Thursday, January 19, 2006

Should we do anything about Lovelock?

James Lovelock finally demonstrates the example of unscientific, global warming alarmism that the denialists claim to see everywhere. His article has been taken apart elsewhere, and Tim Lambert has some good links. This statement is especially ridiculous:

We are in a fool's climate, accidentally kept cool by smoke, and before this century is over billions of us will die and the few breeding pairs of people that survive will be in the Arctic where the climate remains tolerable.

This is the same type of reasoning used by the denialists who claim that we're just in a natural warming cycle. In both cases, they come up with some kind of reasoning that sounds vaguely plausible to them (smoke to Lovelock, natural cycles to denialists), don't do the hard work of analysis to really test the idea, and then assume the idea is correct and draw all sorts of conclusions from it.

But here's where Lovelock stretches away from the scientific consensus in a measurable fashion:

...as the century progresses, the temperature will rise 8 degrees centigrade in temperate regions and 5 degrees in the tropics.

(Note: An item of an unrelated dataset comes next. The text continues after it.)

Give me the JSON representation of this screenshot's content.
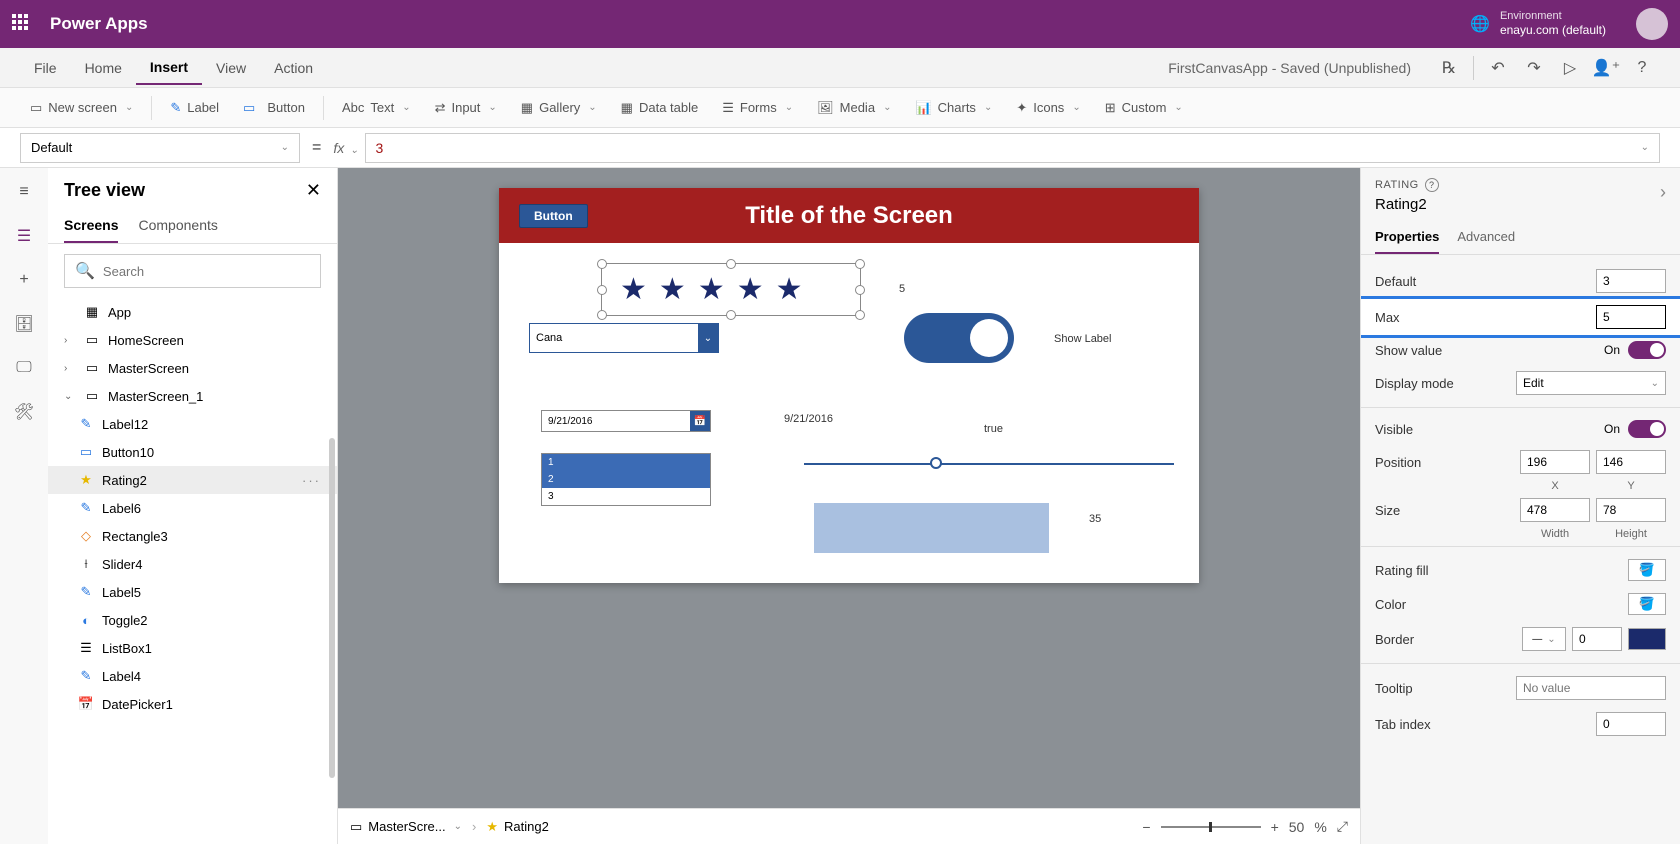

The IPCC says the rise will be between 1.4 to 5.8 degrees Celsius, and I have a hard time seeing how even 5.8C matches Lovelock's 5C in the tropics and 8C everywhere else.

Let's say though that Lovelock gives 50% probability to the 5.8C scenario, while the consensus suggests the probability is lower. Because the consensus says you get to 1.4 to 5.8 by starting at .1 to .2C per decade initially, then surely Lovelock must consider .2C/decade as his 50% probability to start with, while the mainstream position would more likely put it at .15C/decade.

In other words, there seems to be room for a bet, using 1:1 odds that temperatures will increase at less than .175C over the next 10 years or .35 over 20 years. Whether we should bet him isn't clear to me though. He wants to do the right thing in general (and it's interesting that he likes nuclear power), but exaggerations like his just get the environmentalists in trouble, even the people who don't exaggerate. How do we rein him in? Is it through a bet offer?